Eduardo Zapata
Decencia
Imprescindible en la gestión pública

La inteligente educadora argentina Emilia Ferreiro solía decir que no puede ser objeto escolar aquello que previamente no es un objeto social valorado y apreciado. El fracaso en las escuelas de diferentes campañas bien intencionadas, destinadas a la promoción de valores, no constituye un acaso. Los exiguos logros alcanzados por las instituciones dedicadas a la prevención del consumo de drogas tampoco.
Y a pesar de esta afirmación, persistimos en hacer de nuestras calles y ciudades una negación —dramáticamente ejemplar— de todo aquello que la bien intencionada escuela proclama. La escuela de la calle –con sus amplificadores mediáticos, que rinden casi siempre culto a los mismos valores— nos enseña la inexistencia de valores básicos para la convivencia civilizada: propiedad, trabajo, producción y productividad, así como del valor del dinero entendido como mecanismo de intercambio por un servicio o bien ofrecido. Demás está decir que el valor de la libertad, debidamente entendida, también está ausente.
No hagamos más malabarismo verbal o matemático ni nos empeñemos en multiplicar sesudos diagnósticos. Por lo demás, y casi siempre, estos son formulados por quienes ya tuvieron la responsabilidad de hacer frente a la crisis. La ciudadanía exige acciones. Mientras tanto, la ciudad sigue siendo el reino del antivalor. Y, admitámoslo, es la escuela auténtica de niños, adolescentes y aun adultos.
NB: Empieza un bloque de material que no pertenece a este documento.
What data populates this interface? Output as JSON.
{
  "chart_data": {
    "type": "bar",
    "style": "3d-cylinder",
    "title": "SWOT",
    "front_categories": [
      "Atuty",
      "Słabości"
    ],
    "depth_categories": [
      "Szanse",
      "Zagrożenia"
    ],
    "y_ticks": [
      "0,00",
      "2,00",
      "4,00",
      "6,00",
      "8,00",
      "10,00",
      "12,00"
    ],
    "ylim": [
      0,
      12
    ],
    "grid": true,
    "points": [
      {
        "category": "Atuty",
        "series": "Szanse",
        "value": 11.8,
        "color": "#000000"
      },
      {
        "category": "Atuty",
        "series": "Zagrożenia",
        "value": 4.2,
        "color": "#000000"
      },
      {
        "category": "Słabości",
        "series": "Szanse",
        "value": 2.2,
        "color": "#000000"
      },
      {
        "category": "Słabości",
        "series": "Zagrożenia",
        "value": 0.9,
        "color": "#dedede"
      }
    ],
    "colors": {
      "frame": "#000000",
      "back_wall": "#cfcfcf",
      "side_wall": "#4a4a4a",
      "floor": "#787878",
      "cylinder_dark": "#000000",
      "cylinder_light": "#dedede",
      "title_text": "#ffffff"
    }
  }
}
El trazo urbano mismo, el respeto por la estética y el medio ambiente, la viabilidad funcional del transporte, el imperio visible de la autoridad, educan. Y deberían empezar por educar que el “otro” existe; que ese otro es una propiedad. Ojalá los políticos entiendan que una de las primeras reformas de Estado —sí, de Estado— es convertir las calles y ciudades en escuelas de civilización. La seguridad exige planes concretos y efectivos, pero entendiendo que en esa seguridad no solo está en juego la oposición vida/muerte, sino el ofrecimiento de un espacio para que prosperen y se interioricen valores sin los cuales ningún grupo social puede ser civilizadamente sostenible.
Menos discursos, menos visiones estratégicas, menos estadísticas, menos —a veces— fantasiosas juntas vecinales. Más autoridad legítimamente establecida y firmemente ejercida. ¿Se ponen de acuerdo los movimientos y partidos en esto —que sí se llama decencia y calidad de vida— y nos dejamos de fariseísmos oportunistas y conmiseraciones a los excluidos (e incluidos) del sistema?
“Decente” es una voz de origen latino que significa honesto, justo, debido. No agota su significado, entonces, en ser un término antinómico a corrupto. Menos en una sociedad donde una persona corrupta —por razones sociales— puede aun ser considerada como “decente”. Decencia en las propuestas y en la gestión. El o los corruptos, digámoslo claramente, a la cárcel. Aunque socialmente sean “decentes”.
Señor Alcalde Jorge Muñoz: a pesar de las dificultades presupuestales de la ciudad, asuma la responsabilidad de la educación en su gestión.